De la crise naît la nécessité de s’assembler, et de cette nécessité naît le plaisir de s’assembler. On y trouve son compte pour ses intérêts individuels et matériels, puis très vite, quelque chose se passe et la communauté d’intérêts devient une communauté de liens. (lu sur le blog de La Ruche qui dit Oui !).

La capacité à récréer du lien social est pour beaucoup dans l’engouement de nombreuses plateformes de consommation collaborative. Un avis que partagent de nombreux historiens et sociologues. Interrogée par Le Monde, Laurence Fontaine, historienne et directrice de recherche au CNRS voit dans le mouvement un rejet de l’économie capitaliste :

La crise, ou plus exactement l’appauvrissement, pousse les gens vers ces nouvelles formes d’échanges.

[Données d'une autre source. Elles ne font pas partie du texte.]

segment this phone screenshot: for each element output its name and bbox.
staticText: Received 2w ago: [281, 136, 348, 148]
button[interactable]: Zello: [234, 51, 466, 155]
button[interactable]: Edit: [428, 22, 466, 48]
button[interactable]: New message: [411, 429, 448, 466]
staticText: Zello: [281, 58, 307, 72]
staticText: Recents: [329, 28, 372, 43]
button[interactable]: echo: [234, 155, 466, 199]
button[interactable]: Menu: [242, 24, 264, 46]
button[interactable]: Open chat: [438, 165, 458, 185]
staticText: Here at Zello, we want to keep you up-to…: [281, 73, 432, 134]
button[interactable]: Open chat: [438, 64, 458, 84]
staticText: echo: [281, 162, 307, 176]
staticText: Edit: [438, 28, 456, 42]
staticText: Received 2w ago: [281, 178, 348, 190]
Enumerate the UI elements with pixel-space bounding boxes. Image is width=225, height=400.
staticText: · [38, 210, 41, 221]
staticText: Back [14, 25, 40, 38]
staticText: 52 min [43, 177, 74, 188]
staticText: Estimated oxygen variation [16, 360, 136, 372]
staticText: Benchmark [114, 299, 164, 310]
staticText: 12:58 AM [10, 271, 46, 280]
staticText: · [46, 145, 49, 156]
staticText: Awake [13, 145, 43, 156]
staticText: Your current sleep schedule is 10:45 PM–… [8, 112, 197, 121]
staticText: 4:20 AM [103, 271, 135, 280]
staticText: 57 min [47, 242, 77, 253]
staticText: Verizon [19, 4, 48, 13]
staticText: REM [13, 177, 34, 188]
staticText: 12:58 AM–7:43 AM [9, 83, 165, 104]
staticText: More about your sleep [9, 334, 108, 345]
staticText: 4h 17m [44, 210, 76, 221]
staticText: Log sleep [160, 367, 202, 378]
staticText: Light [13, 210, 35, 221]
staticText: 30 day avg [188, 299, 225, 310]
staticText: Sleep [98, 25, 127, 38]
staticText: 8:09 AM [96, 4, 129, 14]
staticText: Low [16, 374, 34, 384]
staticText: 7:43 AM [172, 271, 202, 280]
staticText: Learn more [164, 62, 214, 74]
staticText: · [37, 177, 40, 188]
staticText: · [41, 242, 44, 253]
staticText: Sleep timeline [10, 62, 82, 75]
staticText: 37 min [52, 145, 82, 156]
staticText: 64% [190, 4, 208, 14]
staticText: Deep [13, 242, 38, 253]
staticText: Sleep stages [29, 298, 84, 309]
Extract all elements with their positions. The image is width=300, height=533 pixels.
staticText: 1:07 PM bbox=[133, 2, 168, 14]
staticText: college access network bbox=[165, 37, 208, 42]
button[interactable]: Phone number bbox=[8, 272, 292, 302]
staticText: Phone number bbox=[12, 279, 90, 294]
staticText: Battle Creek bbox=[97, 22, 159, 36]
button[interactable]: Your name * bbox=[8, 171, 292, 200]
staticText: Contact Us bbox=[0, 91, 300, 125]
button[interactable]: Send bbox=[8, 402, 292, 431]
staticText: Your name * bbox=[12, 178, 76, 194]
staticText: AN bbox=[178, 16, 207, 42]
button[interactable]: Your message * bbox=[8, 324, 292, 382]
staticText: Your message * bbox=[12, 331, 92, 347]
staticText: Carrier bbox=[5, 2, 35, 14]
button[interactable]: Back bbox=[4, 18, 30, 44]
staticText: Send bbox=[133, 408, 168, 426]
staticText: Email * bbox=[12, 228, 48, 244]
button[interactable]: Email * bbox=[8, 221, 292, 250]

Mais on peut également analyser ce mouvement comme un refus de la société de marché, commente-t-elle. Au XVIIIème siècle, les aristocrates payaient en objets et habits. L’arrivée de l’argent a été une libération des liens sociaux. Les hommes ont ainsi accédé à l’anonymat et à l’individualisme. Mais maintenant que ces valeurs ne sont plus portées aux nues, on cherche de nouveau à tisser du lien social avec d’autres moyens.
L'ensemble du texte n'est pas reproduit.